II. Description of the Prior Art
Micropatterning of integrated circuits has been developing recently. For example, a VLSI having a minimum pattern dimension of 1 to 2 [.mu.] was experimentally developed. Such micropatterning requires plasma etching techniques. In accordance with one plasma etching technique, a reactive gas such as CF.sub.4 is introduced into a container storing parallel-plate electrodes. A sample is disposed on one electrode (cathode) to which RF power of 13.56 [MHz] is applied, while the other electrode (anode) is grounded to cause glow discharge across the electrodes, and to generate a plasma. Cations in the plasma are accelerated by a voltage drop in the vicinity of the cathode and bombarded against the sample, thereby etching it. This technique is called reactive ion etching (RIE) and is a major technique in micropatterning.
However, in RIE, a sample to be etched is disposed in a plasma. As a result, the sample is subjected to various radiation damage such as metallic contamination from the inner surface of the chamber, in addition to destruction of an oxide film, upon bombardment, by charged particles such as ions or electrons, shifts in the threshold voltage of the device due to soft X-rays, and trap induction in the oxide film. This radiation damage can be a critical unwanted factor in making a VLSI device. Therefore, an etching technique which causes no radiation damage is sought.
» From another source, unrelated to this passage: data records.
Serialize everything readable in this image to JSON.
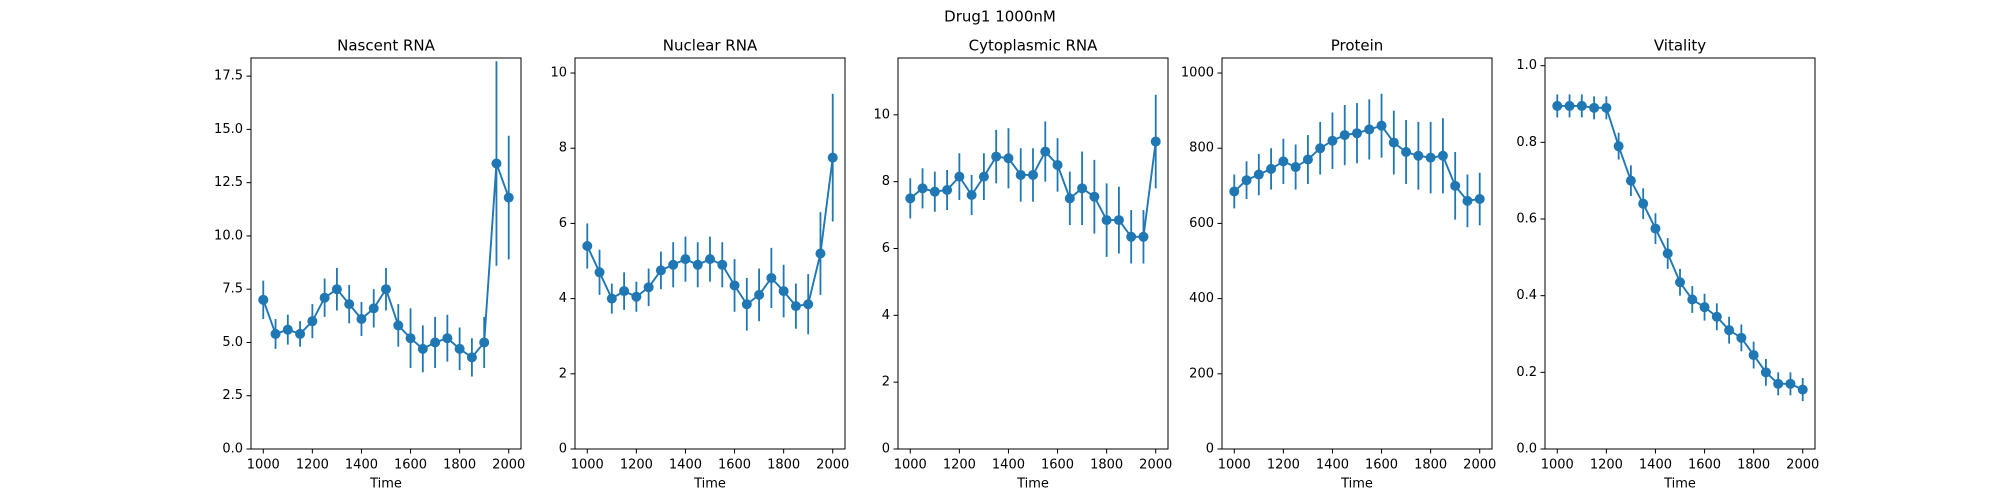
{
  "title": "Drug1 1000nM",
  "chart_data": [
    {
      "type": "line",
      "title": "Nascent RNA",
      "x_label": "Time",
      "x": [
        1000,
        1050,
        1100,
        1150,
        1200,
        1250,
        1300,
        1350,
        1400,
        1450,
        1500,
        1550,
        1600,
        1650,
        1700,
        1750,
        1800,
        1850,
        1900,
        1950,
        2000
      ],
      "series": [
        {
          "color": "#1f77b4",
          "values": [
            7.0,
            5.4,
            5.6,
            5.4,
            6.0,
            7.1,
            7.5,
            6.8,
            6.1,
            6.6,
            7.5,
            5.8,
            5.2,
            4.7,
            5.0,
            5.2,
            4.7,
            4.3,
            5.0,
            13.4,
            11.8
          ],
          "errors": [
            0.9,
            0.7,
            0.7,
            0.6,
            0.8,
            0.9,
            1.0,
            0.9,
            0.8,
            0.9,
            1.0,
            1.0,
            1.4,
            1.1,
            1.2,
            1.1,
            1.0,
            0.9,
            1.2,
            4.8,
            2.9
          ]
        }
      ],
      "xlim": [
        950,
        2050
      ],
      "xticks": [
        1000,
        1200,
        1400,
        1600,
        1800,
        2000
      ],
      "ylim": [
        0,
        18.35
      ],
      "yticks": [
        {
          "value": 0,
          "label": "0.0"
        },
        2.5,
        {
          "value": 5,
          "label": "5.0"
        },
        7.5,
        {
          "value": 10,
          "label": "10.0"
        },
        12.5,
        {
          "value": 15,
          "label": "15.0"
        },
        17.5
      ]
    },
    {
      "type": "line",
      "title": "Nuclear RNA",
      "x_label": "Time",
      "x": [
        1000,
        1050,
        1100,
        1150,
        1200,
        1250,
        1300,
        1350,
        1400,
        1450,
        1500,
        1550,
        1600,
        1650,
        1700,
        1750,
        1800,
        1850,
        1900,
        1950,
        2000
      ],
      "series": [
        {
          "color": "#1f77b4",
          "values": [
            5.4,
            4.7,
            4.0,
            4.2,
            4.05,
            4.3,
            4.75,
            4.9,
            5.05,
            4.9,
            5.05,
            4.9,
            4.35,
            3.85,
            4.1,
            4.55,
            4.2,
            3.8,
            3.85,
            5.2,
            7.75
          ],
          "errors": [
            0.6,
            0.6,
            0.4,
            0.5,
            0.4,
            0.5,
            0.5,
            0.6,
            0.6,
            0.6,
            0.6,
            0.6,
            0.7,
            0.7,
            0.7,
            0.8,
            0.7,
            0.6,
            0.8,
            1.1,
            1.7
          ]
        }
      ],
      "xlim": [
        950,
        2050
      ],
      "xticks": [
        1000,
        1200,
        1400,
        1600,
        1800,
        2000
      ],
      "ylim": [
        0,
        10.4
      ],
      "yticks": [
        0,
        2,
        4,
        6,
        8,
        10
      ]
    },
    {
      "type": "line",
      "title": "Cytoplasmic RNA",
      "x_label": "Time",
      "x": [
        1000,
        1050,
        1100,
        1150,
        1200,
        1250,
        1300,
        1350,
        1400,
        1450,
        1500,
        1550,
        1600,
        1650,
        1700,
        1750,
        1800,
        1850,
        1900,
        1950,
        2000
      ],
      "series": [
        {
          "color": "#1f77b4",
          "values": [
            7.5,
            7.8,
            7.7,
            7.75,
            8.15,
            7.6,
            8.15,
            8.75,
            8.7,
            8.2,
            8.2,
            8.9,
            8.5,
            7.5,
            7.8,
            7.55,
            6.85,
            6.85,
            6.35,
            6.35,
            9.2
          ],
          "errors": [
            0.6,
            0.6,
            0.6,
            0.6,
            0.7,
            0.6,
            0.7,
            0.8,
            0.9,
            0.8,
            0.8,
            0.9,
            0.8,
            0.8,
            1.1,
            1.1,
            1.1,
            1.0,
            0.8,
            0.8,
            1.4
          ]
        }
      ],
      "xlim": [
        950,
        2050
      ],
      "xticks": [
        1000,
        1200,
        1400,
        1600,
        1800,
        2000
      ],
      "ylim": [
        0,
        11.7
      ],
      "yticks": [
        0,
        2,
        4,
        6,
        8,
        10
      ]
    },
    {
      "type": "line",
      "title": "Protein",
      "x_label": "Time",
      "x": [
        1000,
        1050,
        1100,
        1150,
        1200,
        1250,
        1300,
        1350,
        1400,
        1450,
        1500,
        1550,
        1600,
        1650,
        1700,
        1750,
        1800,
        1850,
        1900,
        1950,
        2000
      ],
      "series": [
        {
          "color": "#1f77b4",
          "values": [
            685,
            715,
            730,
            745,
            765,
            750,
            770,
            800,
            820,
            835,
            840,
            850,
            860,
            815,
            790,
            780,
            775,
            780,
            700,
            660,
            665
          ],
          "errors": [
            45,
            50,
            55,
            55,
            60,
            60,
            65,
            70,
            75,
            80,
            80,
            80,
            85,
            85,
            85,
            90,
            95,
            100,
            90,
            70,
            70
          ]
        }
      ],
      "xlim": [
        950,
        2050
      ],
      "xticks": [
        1000,
        1200,
        1400,
        1600,
        1800,
        2000
      ],
      "ylim": [
        0,
        1040
      ],
      "yticks": [
        0,
        200,
        400,
        600,
        800,
        1000
      ]
    },
    {
      "type": "line",
      "title": "Vitality",
      "x_label": "Time",
      "x": [
        1000,
        1050,
        1100,
        1150,
        1200,
        1250,
        1300,
        1350,
        1400,
        1450,
        1500,
        1550,
        1600,
        1650,
        1700,
        1750,
        1800,
        1850,
        1900,
        1950,
        2000
      ],
      "series": [
        {
          "color": "#1f77b4",
          "values": [
            0.895,
            0.895,
            0.895,
            0.89,
            0.89,
            0.79,
            0.7,
            0.64,
            0.575,
            0.51,
            0.435,
            0.39,
            0.37,
            0.345,
            0.31,
            0.29,
            0.245,
            0.2,
            0.17,
            0.17,
            0.155
          ],
          "errors": [
            0.03,
            0.03,
            0.03,
            0.03,
            0.03,
            0.035,
            0.04,
            0.04,
            0.04,
            0.04,
            0.035,
            0.035,
            0.035,
            0.035,
            0.035,
            0.035,
            0.035,
            0.035,
            0.03,
            0.03,
            0.03
          ]
        }
      ],
      "xlim": [
        950,
        2050
      ],
      "xticks": [
        1000,
        1200,
        1400,
        1600,
        1800,
        2000
      ],
      "ylim": [
        0,
        1.02
      ],
      "yticks": [
        {
          "value": 0,
          "label": "0.0"
        },
        0.2,
        0.4,
        0.6,
        0.8,
        {
          "value": 1,
          "label": "1.0"
        }
      ]
    }
  ]
}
Dry etching techniques, free from damage, have been reported. Such techniques include anisotropic etching of Si or poly-Si by atomic F beam having a kinetic energy of only a gas temperature in glow discharge (e.g., H. Akiya, Proc, 3rd Symp. on Dry Processes, P.119 (1981)), and etching techniques using laser or ultraviolet rays (e.g., T. J. Chuang; J. chem. phys. 74. 1453 (1981)); H. Okano, T. Yamazaki, M. Sekine and Y. Horiike, Proc. of 4th Symp. on Dry Processes, P.6, (1982)). In these etching techniques, the possibility of anisotropic etching, free of damage, has been demonstrated.
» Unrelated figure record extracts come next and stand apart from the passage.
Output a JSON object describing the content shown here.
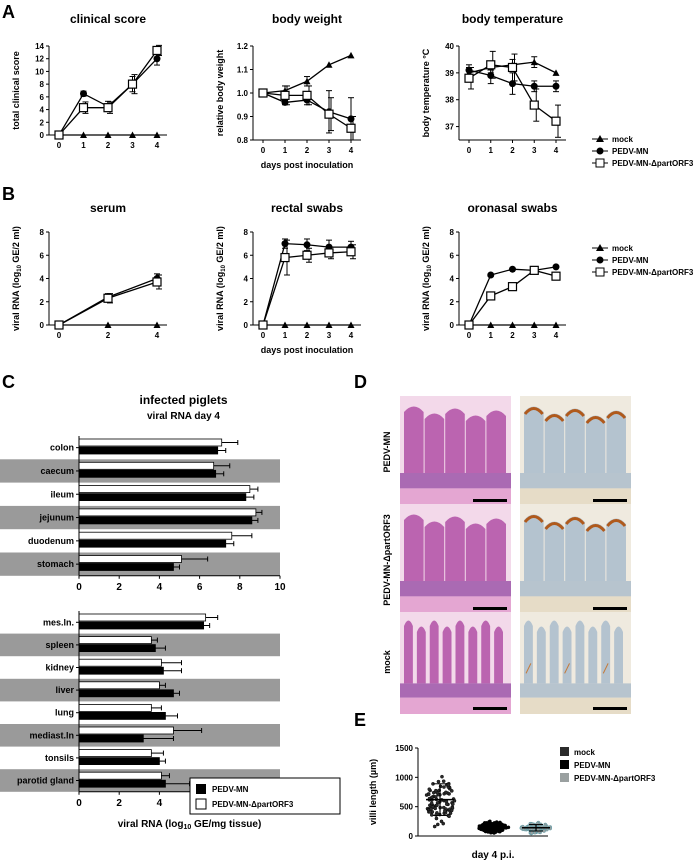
{
  "figure": {
    "panels": {
      "A": "A",
      "B": "B",
      "C": "C",
      "D": "D",
      "E": "E"
    },
    "legend_mock": "mock",
    "legend_mn": "PEDV-MN",
    "legend_d": "PEDV-MN-ΔpartORF3",
    "days_label_A": "days post inoculation",
    "days_label_B": "days post inoculation"
  },
  "chart_data": [
    {
      "id": "A1",
      "type": "line",
      "title": "clinical score",
      "ylabel": "total clinical score",
      "xlabel": "",
      "x": [
        0,
        1,
        2,
        3,
        4
      ],
      "ylim": [
        0,
        14
      ],
      "yticks": [
        0,
        2,
        4,
        6,
        8,
        10,
        12,
        14
      ],
      "series": [
        {
          "name": "mock",
          "marker": "triangle",
          "values": [
            0,
            0,
            0,
            0,
            0
          ],
          "err": [
            0,
            0,
            0,
            0,
            0
          ]
        },
        {
          "name": "PEDV-MN",
          "marker": "circle",
          "values": [
            0,
            6.5,
            4.5,
            8,
            12
          ],
          "err": [
            0,
            0.4,
            0.8,
            1.2,
            1.0
          ]
        },
        {
          "name": "PEDV-MN-ΔpartORF3",
          "marker": "square",
          "values": [
            0,
            4.3,
            4.3,
            8,
            13.3
          ],
          "err": [
            0,
            0.9,
            0.9,
            1.5,
            0.8
          ]
        }
      ]
    },
    {
      "id": "A2",
      "type": "line",
      "title": "body weight",
      "ylabel": "relative body weight",
      "xlabel": "days post inoculation",
      "x": [
        0,
        1,
        2,
        3,
        4
      ],
      "ylim": [
        0.8,
        1.2
      ],
      "yticks": [
        0.8,
        0.9,
        1.0,
        1.1,
        1.2
      ],
      "series": [
        {
          "name": "mock",
          "marker": "triangle",
          "values": [
            1.0,
            1.01,
            1.05,
            1.12,
            1.16
          ],
          "err": [
            0,
            0.02,
            0.02,
            0,
            0
          ]
        },
        {
          "name": "PEDV-MN",
          "marker": "circle",
          "values": [
            1.0,
            0.96,
            0.97,
            0.92,
            0.89
          ],
          "err": [
            0,
            0.01,
            0.02,
            0.09,
            0.09
          ]
        },
        {
          "name": "PEDV-MN-ΔpartORF3",
          "marker": "square",
          "values": [
            1.0,
            0.99,
            0.99,
            0.91,
            0.85
          ],
          "err": [
            0,
            0.04,
            0.04,
            0.07,
            0.05
          ]
        }
      ]
    },
    {
      "id": "A3",
      "type": "line",
      "title": "body temperature",
      "ylabel": "body temperature °C",
      "xlabel": "",
      "x": [
        0,
        1,
        2,
        3,
        4
      ],
      "ylim": [
        36.5,
        40
      ],
      "yticks": [
        37,
        38,
        39,
        40
      ],
      "series": [
        {
          "name": "mock",
          "marker": "triangle",
          "values": [
            39.0,
            39.2,
            39.3,
            39.4,
            39.0
          ],
          "err": [
            0.2,
            0.2,
            0.2,
            0.2,
            0
          ]
        },
        {
          "name": "PEDV-MN",
          "marker": "circle",
          "values": [
            39.1,
            38.9,
            38.6,
            38.5,
            38.5
          ],
          "err": [
            0.2,
            0.3,
            0.4,
            0.2,
            0.2
          ]
        },
        {
          "name": "PEDV-MN-ΔpartORF3",
          "marker": "square",
          "values": [
            38.8,
            39.3,
            39.2,
            37.8,
            37.2
          ],
          "err": [
            0.4,
            0.5,
            0.5,
            0.6,
            0.6
          ]
        }
      ]
    },
    {
      "id": "B1",
      "type": "line",
      "title": "serum",
      "ylabel": "viral RNA (log10 GE/2 ml)",
      "xlabel": "",
      "x": [
        0,
        2,
        4
      ],
      "ylim": [
        0,
        8
      ],
      "yticks": [
        0,
        2,
        4,
        6,
        8
      ],
      "series": [
        {
          "name": "mock",
          "marker": "triangle",
          "values": [
            0,
            0,
            0
          ],
          "err": [
            0,
            0,
            0
          ]
        },
        {
          "name": "PEDV-MN",
          "marker": "circle",
          "values": [
            0,
            2.4,
            4.0
          ],
          "err": [
            0,
            0.3,
            0.4
          ]
        },
        {
          "name": "PEDV-MN-ΔpartORF3",
          "marker": "square",
          "values": [
            0,
            2.3,
            3.7
          ],
          "err": [
            0,
            0.4,
            0.6
          ]
        }
      ]
    },
    {
      "id": "B2",
      "type": "line",
      "title": "rectal swabs",
      "ylabel": "viral RNA (log10 GE/2 ml)",
      "xlabel": "days post inoculation",
      "x": [
        0,
        1,
        2,
        3,
        4
      ],
      "ylim": [
        0,
        8
      ],
      "yticks": [
        0,
        2,
        4,
        6,
        8
      ],
      "series": [
        {
          "name": "mock",
          "marker": "triangle",
          "values": [
            0,
            0,
            0,
            0,
            0
          ],
          "err": [
            0,
            0,
            0,
            0,
            0
          ]
        },
        {
          "name": "PEDV-MN",
          "marker": "circle",
          "values": [
            0,
            7.0,
            6.9,
            6.7,
            6.7
          ],
          "err": [
            0,
            0.4,
            0.5,
            0.6,
            0.5
          ]
        },
        {
          "name": "PEDV-MN-ΔpartORF3",
          "marker": "square",
          "values": [
            0,
            5.8,
            6.0,
            6.2,
            6.3
          ],
          "err": [
            0,
            1.5,
            0.6,
            0.5,
            0.6
          ]
        }
      ]
    },
    {
      "id": "B3",
      "type": "line",
      "title": "oronasal swabs",
      "ylabel": "viral RNA (log10 GE/2 ml)",
      "xlabel": "",
      "x": [
        0,
        1,
        2,
        3,
        4
      ],
      "ylim": [
        0,
        8
      ],
      "yticks": [
        0,
        2,
        4,
        6,
        8
      ],
      "series": [
        {
          "name": "mock",
          "marker": "triangle",
          "values": [
            0,
            0,
            0,
            0,
            0
          ],
          "err": [
            0,
            0,
            0,
            0,
            0
          ]
        },
        {
          "name": "PEDV-MN",
          "marker": "circle",
          "values": [
            0,
            4.3,
            4.8,
            4.7,
            5.0
          ],
          "err": [
            0,
            0,
            0,
            0,
            0
          ]
        },
        {
          "name": "PEDV-MN-ΔpartORF3",
          "marker": "square",
          "values": [
            0,
            2.5,
            3.3,
            4.7,
            4.2
          ],
          "err": [
            0,
            0,
            0,
            0,
            0
          ]
        }
      ]
    },
    {
      "id": "C1",
      "type": "bar",
      "orientation": "horizontal",
      "title": "infected piglets",
      "subtitle": "viral RNA day 4",
      "xlim": [
        0,
        10
      ],
      "xticks": [
        0,
        2,
        4,
        6,
        8,
        10
      ],
      "categories": [
        "colon",
        "caecum",
        "ileum",
        "jejunum",
        "duodenum",
        "stomach"
      ],
      "shaded": [
        false,
        true,
        false,
        true,
        false,
        true
      ],
      "series": [
        {
          "name": "PEDV-MN-ΔpartORF3",
          "fill": "#ffffff",
          "values": [
            7.1,
            6.7,
            8.5,
            8.8,
            7.6,
            5.1
          ],
          "err": [
            0.8,
            0.8,
            0.4,
            0.3,
            1.0,
            1.3
          ]
        },
        {
          "name": "PEDV-MN",
          "fill": "#000000",
          "values": [
            6.9,
            6.8,
            8.3,
            8.6,
            7.3,
            4.7
          ],
          "err": [
            0.4,
            0.4,
            0.4,
            0.3,
            0.4,
            0.3
          ]
        }
      ]
    },
    {
      "id": "C2",
      "type": "bar",
      "orientation": "horizontal",
      "xlabel": "viral RNA (log10 GE/mg tissue)",
      "xlim": [
        0,
        10
      ],
      "xticks": [
        0,
        2,
        4,
        6,
        8,
        10
      ],
      "categories": [
        "mes.ln.",
        "spleen",
        "kidney",
        "liver",
        "lung",
        "mediast.ln",
        "tonsils",
        "parotid gland"
      ],
      "shaded": [
        false,
        true,
        false,
        true,
        false,
        true,
        false,
        true
      ],
      "series": [
        {
          "name": "PEDV-MN-ΔpartORF3",
          "fill": "#ffffff",
          "values": [
            6.3,
            3.6,
            4.1,
            4.0,
            3.6,
            4.7,
            3.6,
            4.1
          ],
          "err": [
            0.6,
            0.3,
            1.0,
            0.3,
            0.5,
            1.4,
            0.6,
            0.4
          ]
        },
        {
          "name": "PEDV-MN",
          "fill": "#000000",
          "values": [
            6.2,
            3.8,
            4.2,
            4.7,
            4.3,
            3.2,
            4.0,
            4.3
          ],
          "err": [
            0.3,
            0.5,
            0.9,
            0.3,
            0.6,
            1.5,
            0.3,
            1.2
          ]
        }
      ]
    },
    {
      "id": "E",
      "type": "scatter",
      "ylabel": "villi length (µm)",
      "xlabel": "day 4 p.i.",
      "ylim": [
        0,
        1500
      ],
      "yticks": [
        0,
        500,
        1000,
        1500
      ],
      "groups": [
        {
          "name": "mock",
          "color": "#2b2b2b",
          "mean": 620,
          "sd": 270,
          "min": 150,
          "max": 1340,
          "n": 90
        },
        {
          "name": "PEDV-MN",
          "color": "#000000",
          "mean": 150,
          "sd": 60,
          "min": 40,
          "max": 310,
          "n": 160
        },
        {
          "name": "PEDV-MN-ΔpartORF3",
          "color": "#9aa0a0",
          "mean": 140,
          "sd": 55,
          "min": 40,
          "max": 330,
          "n": 80
        }
      ]
    }
  ],
  "panel_d": {
    "rows": [
      "PEDV-MN",
      "PEDV-MN-ΔpartORF3",
      "mock"
    ]
  }
}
According to studies of the present inventors (e.g., H. Okano, M. Sekine and Y. Horiike, Proc. of 4th Symp. on Dry processes, P.6 (1982)), in poly-Si etching in a Cl.sub.2 atmosphere by ultraviolet ray radiation emitted by an Hg-Xe lamp, anisotropic etching was found to be similar in effect to conventionally reported ion assisted etching (e.g., J. W. Coburn and H. F. Winters, J. Appl. Phys, 50, 3189 (1979)). In such anisotropic etching, etching progresses much faster on a light-irradiated surface than on a non-irradiated surface. This effect is particularly notable in the etching of undoped poly-Si, monocrystalline Si, and p-type poly-Si doped with boron. A similar effect was found in the etching of n.sup.+ -type poly-Si which was doped with a high concentration of phosphorus, or, similarly, of Mo, W, Ta or a silicide thereof.
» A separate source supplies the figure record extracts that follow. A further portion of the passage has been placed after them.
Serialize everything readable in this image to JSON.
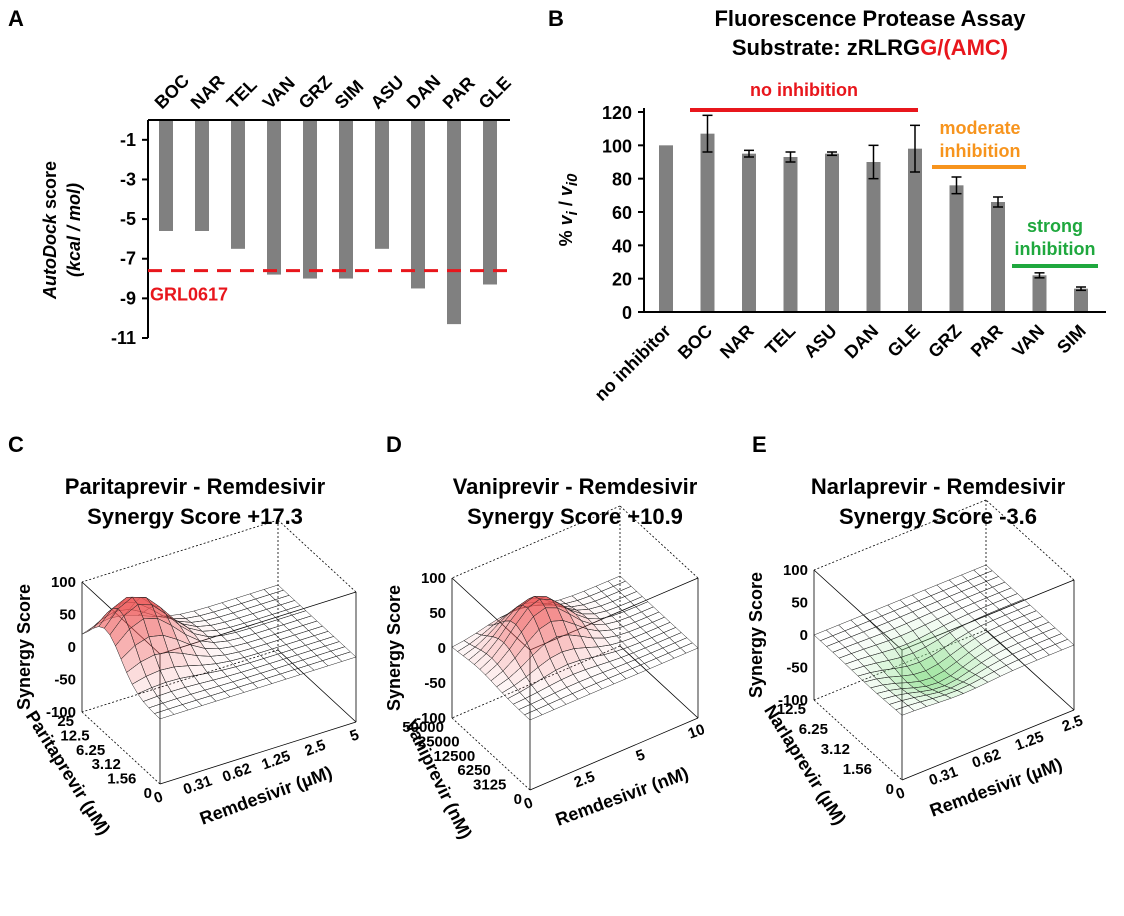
{
  "colors": {
    "bar": "#808080",
    "red": "#e8161c",
    "orange": "#f7941d",
    "green": "#1fa83e",
    "surface_pos": "#ee5a5a",
    "surface_neg": "#8fe08f"
  },
  "chart_data": [
    {
      "id": "A",
      "type": "bar",
      "panel_label": "A",
      "categories": [
        "BOC",
        "NAR",
        "TEL",
        "VAN",
        "GRZ",
        "SIM",
        "ASU",
        "DAN",
        "PAR",
        "GLE"
      ],
      "values": [
        -5.6,
        -5.6,
        -6.5,
        -7.8,
        -8.0,
        -8.0,
        -6.5,
        -8.5,
        -10.3,
        -8.3
      ],
      "ylabel_italic": "AutoDock",
      "ylabel_rest": " score",
      "ylabel_units": "(kcal / mol)",
      "yticks": [
        -1,
        -3,
        -5,
        -7,
        -9,
        -11
      ],
      "ylim": [
        0,
        -11
      ],
      "reference_line": {
        "label": "GRL0617",
        "value": -7.6,
        "style": "dashed"
      }
    },
    {
      "id": "B",
      "type": "bar",
      "panel_label": "B",
      "title_line1": "Fluorescence Protease Assay",
      "title_line2_black": "Substrate: zRLRG",
      "title_line2_red": "G/(AMC)",
      "categories": [
        "no inhibitor",
        "BOC",
        "NAR",
        "TEL",
        "ASU",
        "DAN",
        "GLE",
        "GRZ",
        "PAR",
        "VAN",
        "SIM"
      ],
      "values": [
        100,
        107,
        95,
        93,
        95,
        90,
        98,
        76,
        66,
        22,
        14
      ],
      "errors": [
        0,
        11,
        2,
        3,
        1,
        10,
        14,
        5,
        3,
        1.5,
        1
      ],
      "ylabel_pct": "% ",
      "ylabel_v": "v",
      "ylabel_i": "i",
      "ylabel_slash": " / ",
      "ylabel_v2": "v",
      "ylabel_i0": "i0",
      "yticks": [
        0,
        20,
        40,
        60,
        80,
        100,
        120
      ],
      "ylim": [
        0,
        120
      ],
      "annotations": {
        "none": "no inhibition",
        "moderate_1": "moderate",
        "moderate_2": "inhibition",
        "strong_1": "strong",
        "strong_2": "inhibition"
      }
    },
    {
      "id": "C",
      "type": "surface",
      "panel_label": "C",
      "title_line1": "Paritaprevir - Remdesivir",
      "title_line2": "Synergy Score +17.3",
      "zlabel": "Synergy Score",
      "zticks": [
        "100",
        "50",
        "0",
        "-50",
        "-100"
      ],
      "ylabel": "Paritaprevir (µM)",
      "yticks": [
        "25",
        "12.5",
        "6.25",
        "3.12",
        "1.56",
        "0"
      ],
      "xlabel": "Remdesivir (µM)",
      "xticks": [
        "0",
        "0.31",
        "0.62",
        "1.25",
        "2.5",
        "5"
      ],
      "peak": {
        "height": 95,
        "polarity": "positive"
      }
    },
    {
      "id": "D",
      "type": "surface",
      "panel_label": "D",
      "title_line1": "Vaniprevir - Remdesivir",
      "title_line2": "Synergy Score +10.9",
      "zlabel": "Synergy Score",
      "zticks": [
        "100",
        "50",
        "0",
        "-50",
        "-100"
      ],
      "ylabel": "Vaniprevir (nM)",
      "yticks": [
        "50000",
        "25000",
        "12500",
        "6250",
        "3125",
        "0"
      ],
      "xlabel": "Remdesivir (nM)",
      "xticks": [
        "0",
        "2.5",
        "5",
        "10"
      ],
      "peak": {
        "height": 70,
        "polarity": "positive"
      }
    },
    {
      "id": "E",
      "type": "surface",
      "panel_label": "E",
      "title_line1": "Narlaprevir - Remdesivir",
      "title_line2": "Synergy Score -3.6",
      "zlabel": "Synergy Score",
      "zticks": [
        "100",
        "50",
        "0",
        "-50",
        "-100"
      ],
      "ylabel": "Narlaprevir (µM)",
      "yticks": [
        "12.5",
        "6.25",
        "3.12",
        "1.56",
        "0"
      ],
      "xlabel": "Remdesivir (µM)",
      "xticks": [
        "0",
        "0.31",
        "0.62",
        "1.25",
        "2.5"
      ],
      "peak": {
        "height": -25,
        "polarity": "negative"
      }
    }
  ]
}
However, the above-mentioned technique has the following problems: Reactive gas radicals are optically dissociated in a gaseous phase and migrate below a mask, or, some scattered light from a surface to be etched is reflected by an inner surface of the chamber and reaches below the mask. Consequently, an undercutting 5 is formed under an etching mask 4, as shown in FIG. 1. Particularly, when a photoresist is used as the etching mask 4, since the resist is transparent to light, light irradiates a portion under the resist such that the undercutting 5 is easily formed. This undercutting 5 is a major obstacle in preventing micropatterning of the element, and is, therefore, a critical problem in VLSIs. Referring to FIG. 1, reference numeral 3 denotes a sample, such as poly-Si, to be etched; 2, an SiO.sub.2 film; and l, an Si substrate.
FIG. 2 is a view for explaining a mechanism of anisotropic etching which has been clarified in recent studies on RIE. According to one mechanism, a recombination reaction (e.g., C. J. Mogab and H. J. Levinstein; J, Vac, Sci, Technol, 17, 721 (1980)) of Cl radicals as an etchant and CF.sub.4 radicals generated from C.sub.2 F.sub.6 as an additive gas, prevents lateral etching of an etching wall 6. According to another mechanism, a thin film 7 forming the etching mask and consisting of various kinds of unsaturated polymers such as the decomposed material of a resist, or a material formed by discharge, is deposited on the wall 6 so as to prevent penetration by the etchant (e.g., R. H. Bruce and G. P. Malafsky; E.C.S. meeting, Abs. No. 288, Denver, 1981 or Takashi Yamazaki, Haruo Okano and Yasuhiro Horiike, 30th Meeting of the Society of Applied Physics, preparatory articles, Spring Meeting, 1983).